Apesar da tentativa, Wilders foi ultrapassado pelo VVD de Rutte nas eleições: alcançou 20 assentos no parlamento, contra 33 para o partido do primeiro-ministro, e apesar de ser a segunda força mais votada, o seu movimento não deverá integrar as negociações de coligação que Rutte tem pela frente. Os resultados das legislativas de ontem estão a ser "aplaudidos na Europa" como uma vitória dos “progressistas” contra “o populismo errado” de Wilders, assim definido pelo chefe do governo reconduzido no cargo.
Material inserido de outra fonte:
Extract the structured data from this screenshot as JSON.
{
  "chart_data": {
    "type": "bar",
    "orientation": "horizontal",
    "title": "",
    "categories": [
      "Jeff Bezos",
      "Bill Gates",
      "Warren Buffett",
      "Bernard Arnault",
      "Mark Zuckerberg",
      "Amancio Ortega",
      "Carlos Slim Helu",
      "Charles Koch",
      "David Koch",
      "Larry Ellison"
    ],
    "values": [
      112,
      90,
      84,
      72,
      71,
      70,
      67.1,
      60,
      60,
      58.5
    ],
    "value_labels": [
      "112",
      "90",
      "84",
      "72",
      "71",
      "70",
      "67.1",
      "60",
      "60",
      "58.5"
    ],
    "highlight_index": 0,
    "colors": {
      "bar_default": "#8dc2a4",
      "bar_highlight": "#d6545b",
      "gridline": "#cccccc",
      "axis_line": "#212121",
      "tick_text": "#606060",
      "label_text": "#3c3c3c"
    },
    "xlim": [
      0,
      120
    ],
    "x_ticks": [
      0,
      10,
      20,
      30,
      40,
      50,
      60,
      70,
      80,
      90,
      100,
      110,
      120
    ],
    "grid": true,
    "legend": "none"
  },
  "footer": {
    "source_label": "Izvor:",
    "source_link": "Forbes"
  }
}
Depois de o avião que transportava Cavusoglu ter sido impedido de aterrar em Roterdão no sábado, Erdogan acusou a Holanda e também a Alemanha de “nazismo” e comprou uma guerra diplomática que já incluiu a suspensão das relações diplomáticas de alto nível com o Estado holandês. Tal como Wilders tentou capitalizar a querela, o Presidente turco também está a extremá-la para tentar angariar votos favoráveis junto dos cerca de 2,8 milhões de turcos que atualmente residem na Europa. Se uma maioria dos cidadãos votar “sim” no referendo constitucional, a Turquia vai passar a ser uma república presidencialista e Erdogan poderá recandidatar-se a mais dois mandatos consecutivos e ficar no poder até 2029, para além de passar a poder nomear os seus ministros sem supervisão parlamentar e a poder dissolver a câmara de deputados.
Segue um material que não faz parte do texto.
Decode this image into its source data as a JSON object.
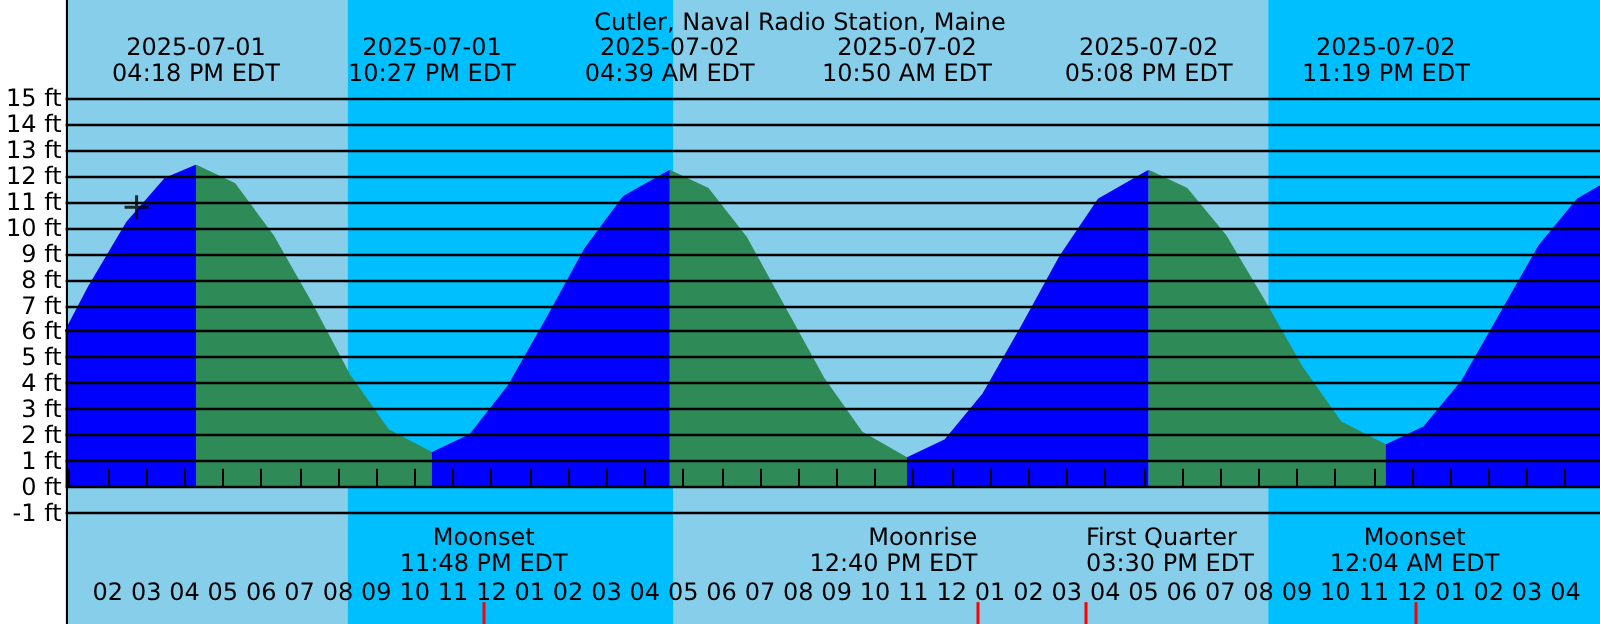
{
  "chart_data": {
    "type": "area",
    "title": "Cutler, Naval Radio Station, Maine",
    "xlim": [
      "2025-07-01T12:54",
      "2025-07-03T04:54"
    ],
    "xticks": [
      {
        "value": "2025-07-01T13:00",
        "label": null
      },
      {
        "value": "2025-07-01T14:00",
        "label": "02"
      },
      {
        "value": "2025-07-01T15:00",
        "label": "03"
      },
      {
        "value": "2025-07-01T16:00",
        "label": "04"
      },
      {
        "value": "2025-07-01T17:00",
        "label": "05"
      },
      {
        "value": "2025-07-01T18:00",
        "label": "06"
      },
      {
        "value": "2025-07-01T19:00",
        "label": "07"
      },
      {
        "value": "2025-07-01T20:00",
        "label": "08"
      },
      {
        "value": "2025-07-01T21:00",
        "label": "09"
      },
      {
        "value": "2025-07-01T22:00",
        "label": "10"
      },
      {
        "value": "2025-07-01T23:00",
        "label": "11"
      },
      {
        "value": "2025-07-02T00:00",
        "label": "12"
      },
      {
        "value": "2025-07-02T01:00",
        "label": "01"
      },
      {
        "value": "2025-07-02T02:00",
        "label": "02"
      },
      {
        "value": "2025-07-02T03:00",
        "label": "03"
      },
      {
        "value": "2025-07-02T04:00",
        "label": "04"
      },
      {
        "value": "2025-07-02T05:00",
        "label": "05"
      },
      {
        "value": "2025-07-02T06:00",
        "label": "06"
      },
      {
        "value": "2025-07-02T07:00",
        "label": "07"
      },
      {
        "value": "2025-07-02T08:00",
        "label": "08"
      },
      {
        "value": "2025-07-02T09:00",
        "label": "09"
      },
      {
        "value": "2025-07-02T10:00",
        "label": "10"
      },
      {
        "value": "2025-07-02T11:00",
        "label": "11"
      },
      {
        "value": "2025-07-02T12:00",
        "label": "12"
      },
      {
        "value": "2025-07-02T13:00",
        "label": "01"
      },
      {
        "value": "2025-07-02T14:00",
        "label": "02"
      },
      {
        "value": "2025-07-02T15:00",
        "label": "03"
      },
      {
        "value": "2025-07-02T16:00",
        "label": "04"
      },
      {
        "value": "2025-07-02T17:00",
        "label": "05"
      },
      {
        "value": "2025-07-02T18:00",
        "label": "06"
      },
      {
        "value": "2025-07-02T19:00",
        "label": "07"
      },
      {
        "value": "2025-07-02T20:00",
        "label": "08"
      },
      {
        "value": "2025-07-02T21:00",
        "label": "09"
      },
      {
        "value": "2025-07-02T22:00",
        "label": "10"
      },
      {
        "value": "2025-07-02T23:00",
        "label": "11"
      },
      {
        "value": "2025-07-03T00:00",
        "label": "12"
      },
      {
        "value": "2025-07-03T01:00",
        "label": "01"
      },
      {
        "value": "2025-07-03T02:00",
        "label": "02"
      },
      {
        "value": "2025-07-03T03:00",
        "label": "03"
      },
      {
        "value": "2025-07-03T04:00",
        "label": "04"
      }
    ],
    "ylim": [
      -5.3,
      18.8
    ],
    "yticks": [
      {
        "value": -1,
        "label": "-1 ft"
      },
      {
        "value": 0,
        "label": "0 ft"
      },
      {
        "value": 1,
        "label": "1 ft"
      },
      {
        "value": 2,
        "label": "2 ft"
      },
      {
        "value": 3,
        "label": "3 ft"
      },
      {
        "value": 4,
        "label": "4 ft"
      },
      {
        "value": 5,
        "label": "5 ft"
      },
      {
        "value": 6,
        "label": "6 ft"
      },
      {
        "value": 7,
        "label": "7 ft"
      },
      {
        "value": 8,
        "label": "8 ft"
      },
      {
        "value": 9,
        "label": "9 ft"
      },
      {
        "value": 10,
        "label": "10 ft"
      },
      {
        "value": 11,
        "label": "11 ft"
      },
      {
        "value": 12,
        "label": "12 ft"
      },
      {
        "value": 13,
        "label": "13 ft"
      },
      {
        "value": 14,
        "label": "14 ft"
      },
      {
        "value": 15,
        "label": "15 ft"
      }
    ],
    "grid": "y",
    "bands": [
      {
        "axis": "x",
        "from": "2025-07-01T12:54",
        "to": "2025-07-01T20:15",
        "color": "#87ceeb"
      },
      {
        "axis": "x",
        "from": "2025-07-01T20:15",
        "to": "2025-07-02T04:45",
        "color": "#00bfff"
      },
      {
        "axis": "x",
        "from": "2025-07-02T04:45",
        "to": "2025-07-02T20:15",
        "color": "#87ceeb"
      },
      {
        "axis": "x",
        "from": "2025-07-02T20:15",
        "to": "2025-07-03T04:54",
        "color": "#00bfff"
      }
    ],
    "ref_lines": [
      {
        "axis": "x",
        "value": "2025-07-01T23:48",
        "label": "Moonset\n11:48 PM EDT",
        "color": "#ff0000"
      },
      {
        "axis": "x",
        "value": "2025-07-02T12:40",
        "label": "Moonrise\n12:40 PM EDT",
        "color": "#ff0000"
      },
      {
        "axis": "x",
        "value": "2025-07-02T15:30",
        "label": "First Quarter\n03:30 PM EDT",
        "color": "#ff0000"
      },
      {
        "axis": "x",
        "value": "2025-07-03T00:04",
        "label": "Moonset\n12:04 AM EDT",
        "color": "#ff0000"
      }
    ],
    "annotations": [
      "2025-07-01\n04:18 PM EDT",
      "2025-07-01\n10:27 PM EDT",
      "2025-07-02\n04:39 AM EDT",
      "2025-07-02\n10:50 AM EDT",
      "2025-07-02\n05:08 PM EDT",
      "2025-07-02\n11:19 PM EDT"
    ],
    "series": [
      {
        "color": "#0000ff",
        "x": [
          "2025-07-01T12:54",
          "2025-07-01T13:30",
          "2025-07-01T14:30",
          "2025-07-01T15:30",
          "2025-07-01T16:18"
        ],
        "values": [
          6.0,
          7.7,
          10.2,
          11.9,
          12.4
        ]
      },
      {
        "color": "#2e8b57",
        "x": [
          "2025-07-01T16:18",
          "2025-07-01T17:18",
          "2025-07-01T18:18",
          "2025-07-01T19:18",
          "2025-07-01T20:18",
          "2025-07-01T21:18",
          "2025-07-01T22:27"
        ],
        "values": [
          12.4,
          11.7,
          9.7,
          7.1,
          4.3,
          2.2,
          1.3
        ]
      },
      {
        "color": "#0000ff",
        "x": [
          "2025-07-01T22:27",
          "2025-07-01T23:27",
          "2025-07-02T00:27",
          "2025-07-02T01:27",
          "2025-07-02T02:27",
          "2025-07-02T03:27",
          "2025-07-02T04:39"
        ],
        "values": [
          1.3,
          2.0,
          3.9,
          6.5,
          9.2,
          11.2,
          12.2
        ]
      },
      {
        "color": "#2e8b57",
        "x": [
          "2025-07-02T04:39",
          "2025-07-02T05:39",
          "2025-07-02T06:39",
          "2025-07-02T07:39",
          "2025-07-02T08:39",
          "2025-07-02T09:39",
          "2025-07-02T10:50"
        ],
        "values": [
          12.2,
          11.5,
          9.6,
          6.9,
          4.2,
          2.1,
          1.1
        ]
      },
      {
        "color": "#0000ff",
        "x": [
          "2025-07-02T10:50",
          "2025-07-02T11:50",
          "2025-07-02T12:50",
          "2025-07-02T13:50",
          "2025-07-02T14:50",
          "2025-07-02T15:50",
          "2025-07-02T17:08"
        ],
        "values": [
          1.1,
          1.8,
          3.6,
          6.2,
          8.9,
          11.1,
          12.2
        ]
      },
      {
        "color": "#2e8b57",
        "x": [
          "2025-07-02T17:08",
          "2025-07-02T18:08",
          "2025-07-02T19:08",
          "2025-07-02T20:08",
          "2025-07-02T21:08",
          "2025-07-02T22:08",
          "2025-07-02T23:19"
        ],
        "values": [
          12.2,
          11.5,
          9.7,
          7.2,
          4.6,
          2.5,
          1.6
        ]
      },
      {
        "color": "#0000ff",
        "x": [
          "2025-07-02T23:19",
          "2025-07-03T00:19",
          "2025-07-03T01:19",
          "2025-07-03T02:19",
          "2025-07-03T03:19",
          "2025-07-03T04:19",
          "2025-07-03T04:54"
        ],
        "values": [
          1.6,
          2.3,
          4.1,
          6.7,
          9.3,
          11.1,
          11.6
        ]
      },
      {
        "type": "scatter",
        "marker": "cross",
        "color": "#000000",
        "x": [
          "2025-07-01T14:45"
        ],
        "values": [
          10.8
        ]
      }
    ]
  }
}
Ontem de manhã, já depois de as urnas abrirem na Holanda, hackers turcos disseminaram a acusação de “nazismo” por várias contas de Twitter com elevados números de seguidores, entre elas as contas da UNICEF EUA, da Amnistia Internacional, da BBC América do Norte, da Forbes e a conta nipónica do cantor adolescente Justin Bieber, publicando mensagens pró-Erdogan e um link para um vídeo onde o Presidente tece as acusações. “Um estalo otomano para vocês, vemo-nos a 16 de abril”, dizia o tweet repercutido em todas as contas com as hashtags #NaziGermany e #NaziHolland.
Nota do editor do blog: a Turquia está na iminência de tornar-se uma ditadura completa, aos gostos de Erdogan, e para isso, ele usará os meios que forem necessários para alcançar o seu objetivo. A União Europeia firmou um tacanho acordo de refugiados no qual a Turquia reassentaria uma boa parte deles, enquanto a Europa vinha e levava uma remessa, para o seu programa humanitário forçado. No entanto, apesar de ser regado rotineiramente a dinheiro, Erdogan não se deu por satisfeito, e exigiu que a Comissão Europeia processasse o seu pedido de adesão do país, mesmo com ele estando em vias de tornar-se um novo império Otomano repressivo. A União Europeia, pisando em ovos, deu procedimento ao processo de adesão, apesar de saber que isso jamais iria acontecer. No entanto, conforme se aproxima o referendo no país, mais próxima está a ruptura do acordo, no qual para conseguir mais poder Erdogan precisaria jogar fora e abrir as portas dos refugiados.Independentemente se a União Europeia disser “sim” a adesão, ou “não”, pela questão do referendo, é certo que Erdogan ganha em duas instâncias: sem a adesão, nada o impedirá de tornar o país uma ditadura total. Com a adesão, ele além de ter acesso ao mercado europeu, ainda poderia passar o referendo e governar soberanamente sem nenhum problema, enquanto embolsa uma quantidade imensa de dinheiro. No entanto, o certo é que a União Europeia se veja obrigada, ou na possibilidade de ter de desfazer o acordo, e lidar sozinha com uma nova crise migrante agora sem a Turquia. Seja como for, a Europa está no limiar de explodir, e as portas serão abertas.